Art Brut – Pump Up The Volume (Mute / EMI single, 2007)


emi / labels / mute records (marketing) | dl | 11/02/2008

Is it so wrong, to break from your kiss to turn up a pop song?‘ is the ethical question posed by Art Brut‘s Eddie Argos on the third single to be taken from the band’s 2007 album, It’s A Bit Complicated. The song is an emotional, tender song that manages to merge youthful sexual experiences with a passion for records that seems to eclipse the singer’s interest in the former. Hence the question about whether it’s fine to be as focussed on the music coming from a radio as it is on the, ahem, job at hand. Throughout, Argos manages to paint a vivid image of teenage bedroom awkwardness while big, punked-up clanging guitar riffs and soulful harmonies dominate. The more I listen to Argos’s semi-spoken, semi-sung delivery, with all his clever double meanings and casual observations, the more I think of him as a poet rather than an accomplished indie band’s frontman. The answer to the question, by the way, seems to be a very firm ‘no’, judging by the reaction of the girl in the song.

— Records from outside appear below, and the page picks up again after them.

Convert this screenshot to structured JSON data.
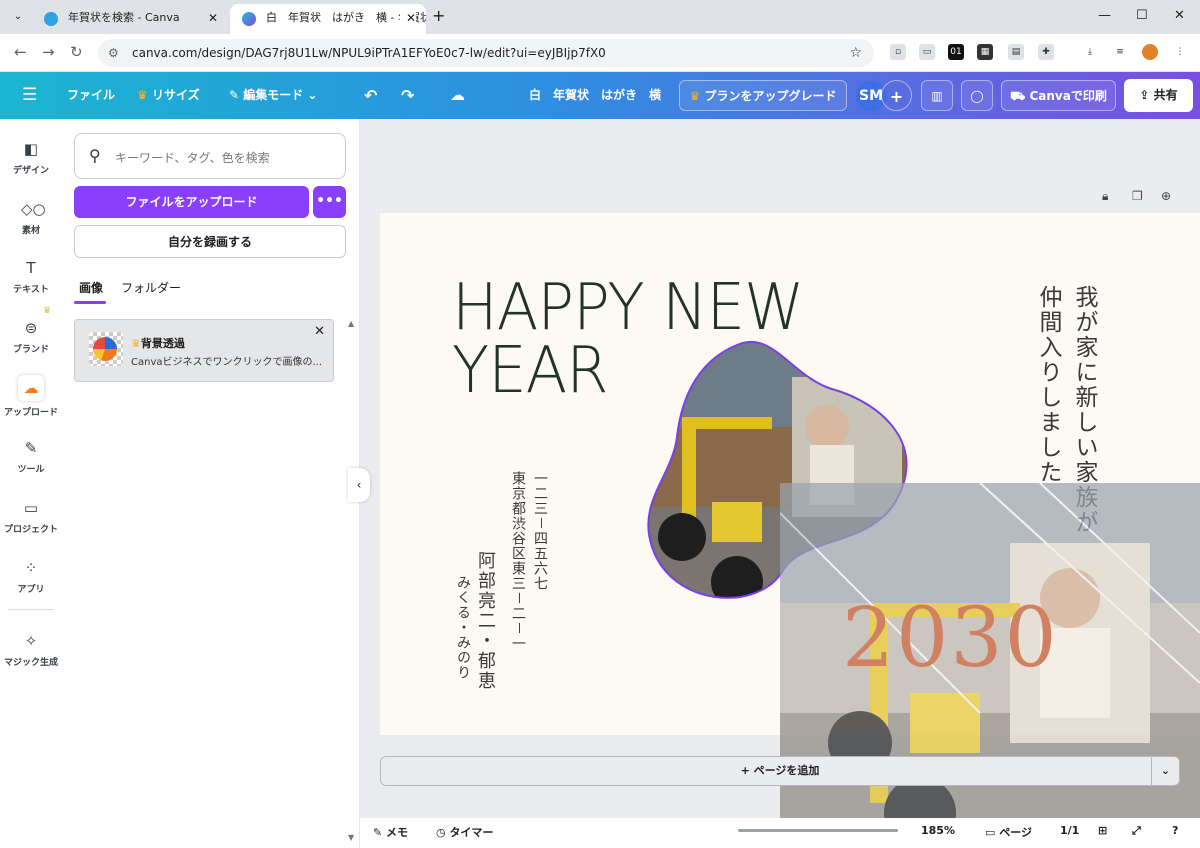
{
  "browser": {
    "tabs": [
      {
        "title": "年賀状を検索 - Canva",
        "active": false
      },
      {
        "title": "白　年賀状　はがき　横 - 年賀状",
        "active": true
      }
    ],
    "url": "canva.com/design/DAG7rj8U1Lw/NPUL9iPTrA1EFYoE0c7-lw/edit?ui=eyJBIjp7fX0",
    "window_controls": [
      "—",
      "☐",
      "✕"
    ],
    "extensions": [
      "bookmark",
      "cast",
      "01",
      "qr",
      "screen",
      "puzzle",
      "download",
      "media",
      "profile"
    ]
  },
  "topbar": {
    "menu_icon": "hamburger-icon",
    "file": "ファイル",
    "resize": "リサイズ",
    "edit_mode": "編集モード",
    "title": "白　年賀状　はがき　横",
    "upgrade": "プランをアップグレード",
    "avatar": "SM",
    "print": "Canvaで印刷",
    "share": "共有"
  },
  "rail": [
    {
      "label": "デザイン",
      "icon": "design-icon"
    },
    {
      "label": "素材",
      "icon": "elements-icon"
    },
    {
      "label": "テキスト",
      "icon": "text-icon"
    },
    {
      "label": "ブランド",
      "icon": "brand-icon"
    },
    {
      "label": "アップロード",
      "icon": "upload-icon"
    },
    {
      "label": "ツール",
      "icon": "tools-icon"
    },
    {
      "label": "プロジェクト",
      "icon": "folder-icon"
    },
    {
      "label": "アプリ",
      "icon": "apps-icon"
    },
    {
      "label": "マジック生成",
      "icon": "magic-icon"
    }
  ],
  "panel": {
    "search_placeholder": "キーワード、タグ、色を検索",
    "upload_button": "ファイルをアップロード",
    "more": "•••",
    "record_button": "自分を録画する",
    "tabs": [
      "画像",
      "フォルダー"
    ],
    "promo": {
      "title": "背景透過",
      "desc": "Canvaビジネスでワンクリックで画像の..."
    }
  },
  "card_design": {
    "headline": [
      "HAPPY NEW",
      "YEAR"
    ],
    "message": [
      "我が家に新しい家族が",
      "仲間入りしました"
    ],
    "address": [
      "一二三－四五六七",
      "東京都渋谷区東三－二－一"
    ],
    "names": [
      "阿部亮二・郁恵",
      "みくる・みのり"
    ],
    "year": "2030"
  },
  "canvas": {
    "add_page": "+ ページを追加"
  },
  "bottombar": {
    "notes": "メモ",
    "timer": "タイマー",
    "zoom": "185%",
    "pages": "ページ",
    "page_count": "1/1"
  },
  "colors": {
    "accent": "#8a3ffc",
    "gradient_start": "#1bb5d0",
    "gradient_end": "#7a4fe0",
    "headline": "#223525",
    "year": "#c0542a"
  }
}
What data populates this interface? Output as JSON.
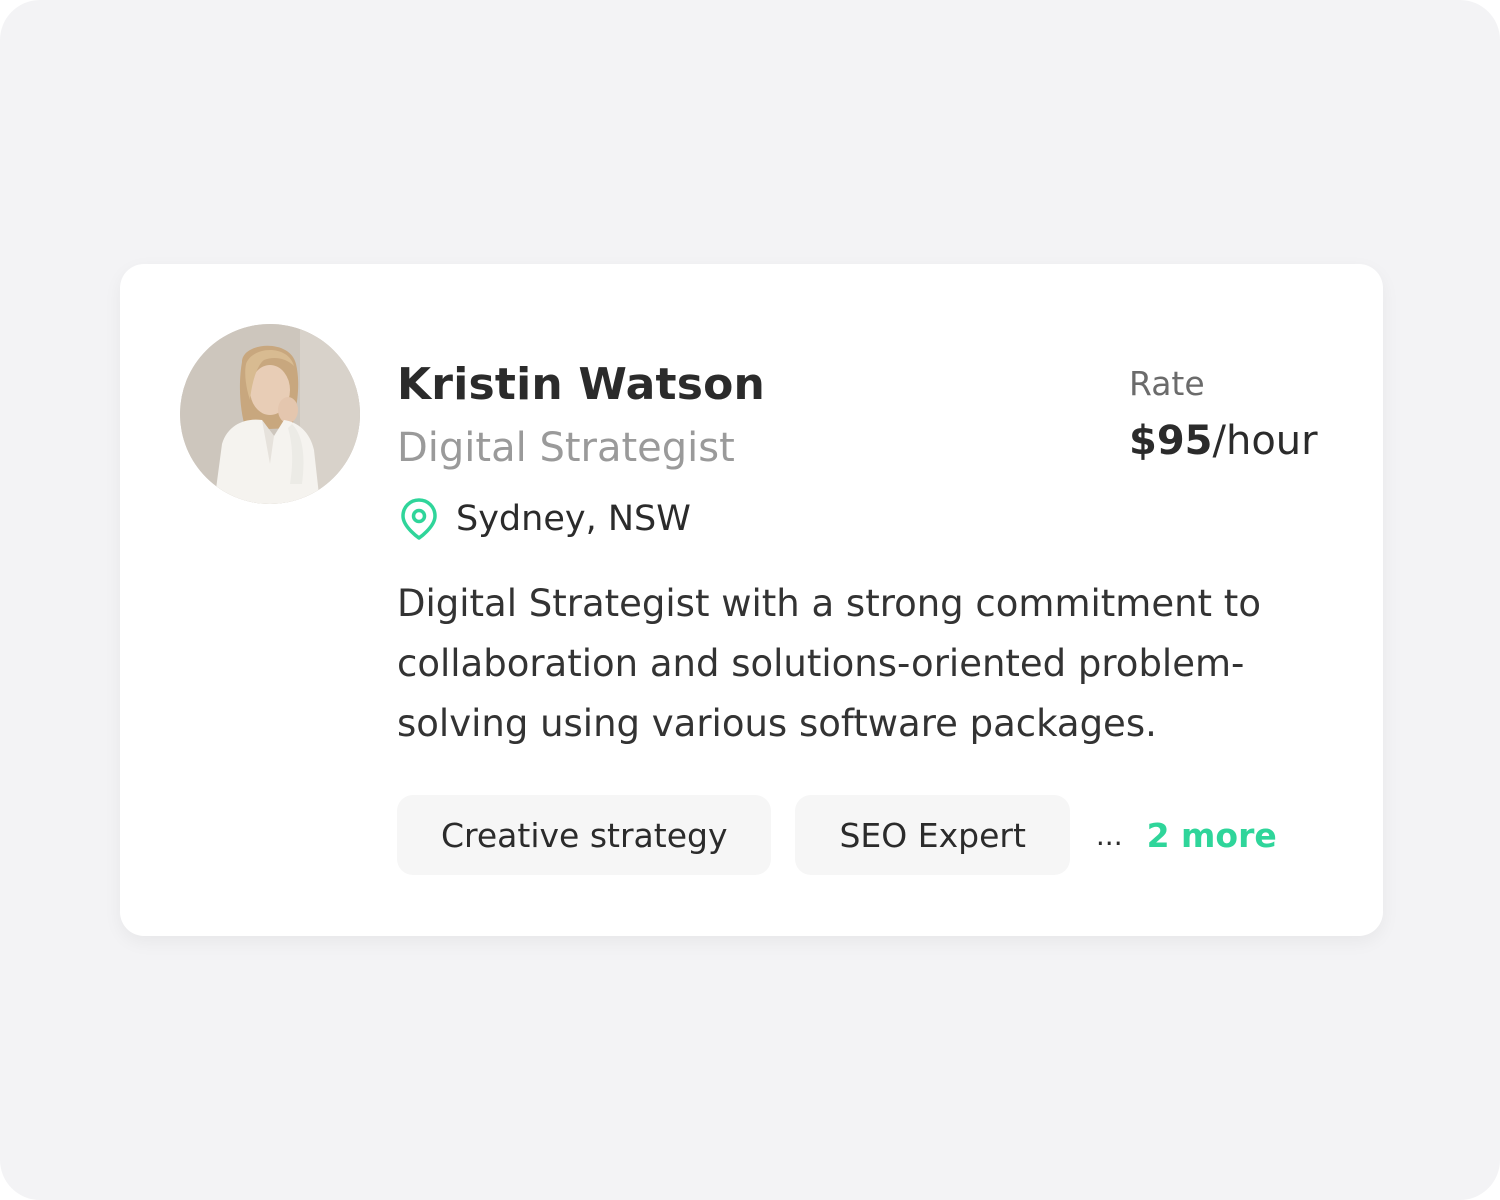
{
  "profile": {
    "name": "Kristin Watson",
    "title": "Digital Strategist",
    "location": "Sydney, NSW",
    "location_icon": "map-pin-icon",
    "rate_label": "Rate",
    "rate_amount": "$95",
    "rate_unit": "/hour",
    "description": "Digital Strategist with a strong commitment to collaboration and solutions-oriented problem-solving using various software packages.",
    "tags": [
      "Creative strategy",
      "SEO Expert"
    ],
    "ellipsis": "...",
    "more_label": "2 more"
  },
  "colors": {
    "accent": "#2fd59a",
    "page_background": "#f3f3f5",
    "card_background": "#ffffff",
    "text_primary": "#2b2b2b",
    "text_muted": "#9a9a9a",
    "tag_background": "#f6f6f6"
  }
}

Released as a single track download the year after the album was put out by Mute as part of EMI / Labels, like all of their material from this period it is no longer available on iTunes. Whether that’s anything to do with the band apparently not knowing it was even being put out is anyone’s guess. This is what Argos posted to the band’s website at the time: “It seems Art Brut have accidentally released a single. Yes, the rumours are true. But how could this happen, you may ask? Why were we not informed? Well, my friends, pick up any thread of incompetence and it will usually lead you to a record company. That’s right, it seems EMI have decided to release ‘Pump Up the Volume’ without informing either the band or myself, making any kind of widescale promotion rather difficult.”

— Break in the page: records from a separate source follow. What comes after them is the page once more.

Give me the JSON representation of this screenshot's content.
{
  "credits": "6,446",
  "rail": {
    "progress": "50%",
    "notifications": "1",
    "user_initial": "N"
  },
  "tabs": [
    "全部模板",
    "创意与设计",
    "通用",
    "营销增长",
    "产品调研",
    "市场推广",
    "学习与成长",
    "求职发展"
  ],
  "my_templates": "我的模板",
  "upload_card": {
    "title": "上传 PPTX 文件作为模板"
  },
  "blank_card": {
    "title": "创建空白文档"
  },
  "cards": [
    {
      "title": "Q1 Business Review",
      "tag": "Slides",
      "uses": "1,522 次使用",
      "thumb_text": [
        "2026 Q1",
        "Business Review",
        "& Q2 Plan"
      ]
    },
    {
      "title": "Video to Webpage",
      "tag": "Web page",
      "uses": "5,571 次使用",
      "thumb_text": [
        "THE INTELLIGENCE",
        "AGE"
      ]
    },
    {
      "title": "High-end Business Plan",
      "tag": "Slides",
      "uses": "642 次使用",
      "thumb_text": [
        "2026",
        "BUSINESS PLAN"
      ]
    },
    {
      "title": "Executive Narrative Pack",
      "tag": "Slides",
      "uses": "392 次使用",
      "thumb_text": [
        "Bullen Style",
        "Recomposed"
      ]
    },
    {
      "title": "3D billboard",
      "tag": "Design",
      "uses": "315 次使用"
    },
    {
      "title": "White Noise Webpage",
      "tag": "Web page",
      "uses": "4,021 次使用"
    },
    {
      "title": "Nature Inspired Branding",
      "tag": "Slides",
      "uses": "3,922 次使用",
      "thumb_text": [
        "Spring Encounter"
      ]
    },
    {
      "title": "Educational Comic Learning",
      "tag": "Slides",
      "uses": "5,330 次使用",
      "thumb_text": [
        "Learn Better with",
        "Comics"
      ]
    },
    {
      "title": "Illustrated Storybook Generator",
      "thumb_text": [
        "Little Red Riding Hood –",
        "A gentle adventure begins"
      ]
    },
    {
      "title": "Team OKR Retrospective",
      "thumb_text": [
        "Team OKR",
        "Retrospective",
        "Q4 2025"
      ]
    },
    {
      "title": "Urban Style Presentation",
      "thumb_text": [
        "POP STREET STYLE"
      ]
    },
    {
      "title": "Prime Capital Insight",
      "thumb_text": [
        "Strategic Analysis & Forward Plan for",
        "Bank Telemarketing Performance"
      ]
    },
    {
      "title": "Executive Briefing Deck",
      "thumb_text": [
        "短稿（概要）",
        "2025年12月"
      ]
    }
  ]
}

Thanks to Z for help with the preparation for this review.

First posted 2012; re-posted 2016.

(c) 2016 Mat Smith / Documentary Evidence

Art Brut – Direct Hit (EMI / Mute single, 2007)

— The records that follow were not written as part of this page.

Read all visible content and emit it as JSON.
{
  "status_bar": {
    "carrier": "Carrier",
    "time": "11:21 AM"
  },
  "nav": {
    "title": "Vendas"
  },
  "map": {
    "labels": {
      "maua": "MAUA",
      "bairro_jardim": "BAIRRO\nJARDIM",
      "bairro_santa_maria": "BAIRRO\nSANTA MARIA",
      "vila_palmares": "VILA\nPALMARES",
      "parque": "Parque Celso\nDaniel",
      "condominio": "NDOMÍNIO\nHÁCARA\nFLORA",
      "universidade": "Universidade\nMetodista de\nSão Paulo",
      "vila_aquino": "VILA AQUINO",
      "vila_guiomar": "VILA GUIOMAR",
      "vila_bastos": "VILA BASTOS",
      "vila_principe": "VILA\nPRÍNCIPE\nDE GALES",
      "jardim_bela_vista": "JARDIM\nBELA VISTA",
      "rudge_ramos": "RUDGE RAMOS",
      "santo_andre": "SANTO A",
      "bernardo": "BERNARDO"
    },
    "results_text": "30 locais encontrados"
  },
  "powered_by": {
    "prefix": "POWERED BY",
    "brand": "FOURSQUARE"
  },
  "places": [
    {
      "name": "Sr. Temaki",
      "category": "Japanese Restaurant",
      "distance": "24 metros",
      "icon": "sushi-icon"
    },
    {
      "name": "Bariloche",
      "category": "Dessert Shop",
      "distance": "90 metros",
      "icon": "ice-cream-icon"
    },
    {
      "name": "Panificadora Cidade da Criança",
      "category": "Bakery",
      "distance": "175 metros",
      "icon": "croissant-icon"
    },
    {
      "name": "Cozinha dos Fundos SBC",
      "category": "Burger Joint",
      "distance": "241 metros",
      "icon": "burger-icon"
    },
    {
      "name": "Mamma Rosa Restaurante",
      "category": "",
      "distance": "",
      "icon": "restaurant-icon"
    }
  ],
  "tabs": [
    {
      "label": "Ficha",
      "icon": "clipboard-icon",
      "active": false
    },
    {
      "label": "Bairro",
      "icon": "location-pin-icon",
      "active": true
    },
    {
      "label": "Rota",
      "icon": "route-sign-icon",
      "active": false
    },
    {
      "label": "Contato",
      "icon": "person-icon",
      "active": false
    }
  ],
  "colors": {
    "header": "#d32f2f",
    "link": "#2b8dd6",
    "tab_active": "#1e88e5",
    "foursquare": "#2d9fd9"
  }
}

emi / labels / mute records (marketing) | 7″/cd/dl | 18/06/2007

‘Direct Hit’ was the second single to be taken from Art Brut‘s album It’s A Bit Complicated which was released and marketed by Mute as part of the Labels arrangement with their then-parent EMI. Packaged in a sleeve that evokes school maths lessons (designed by the band and Mute’s art director Paul A. Taylor), ‘Direct Hit’ was released as a 7″ and two-track CD; a digital release was probably also put out, but sadly has been removed from iTunes.

‘Direct Hit’ finds the band in feisty mood, spitting out faintly over-the-top AC/DC heavy guitar riffs that have no logical place on an indie record; Beach Boys wordless vocal harmonies blend in with frontman Eddie Argos‘s finest Colin Newman deadpan (‘here comes the really good bit,’ he says at one point, just like something straight off Wire‘s ‘Map Ref. 41N 93W’). There are also some rattling guitar interjections that wouldn’t go amiss on a mid-period Sonic Youth track, shouty chorus vocals, what sounds like a theremin, lots of instructions to get on the dance floor and move, and even some descriptions of social awkwardness. For a three minute song, that makes for a pretty busy little track and its relativel non-conformity gave some encouragement back in 2007 that perhaps the spirit of punk hadn’t been lost for good after all.

Across the CD and 7″ are two B-sides. ‘Dont Blame It On The Trains’ is an ode to staying in the house under a duvet, general laziness and snoozing the whole day away. ‘What am I doing this weekend? Avoiding phonecalls from all my friends,’ runs one of the best couplets on a track that has a musical palette that feels like Blur attempting a cover of The Velvets’ ‘Sister Ray’ in a ‘Parklife’ stylee. The It’s A Bit Complicated album includes a track called ‘Blame It On The Trains’ which is nothing like this. Over on the 7″, the fantastically-titled ‘I Want To Be Double A-Sided’ is an emotional paean to love and insecurity over a rough, garagey groove. Argos’s vocals were apparently recorded on a the tour bus by Mikey Breyer in a car park, all of which gives this the feel of a pencil sketch, and it’s all the more lovely as a result.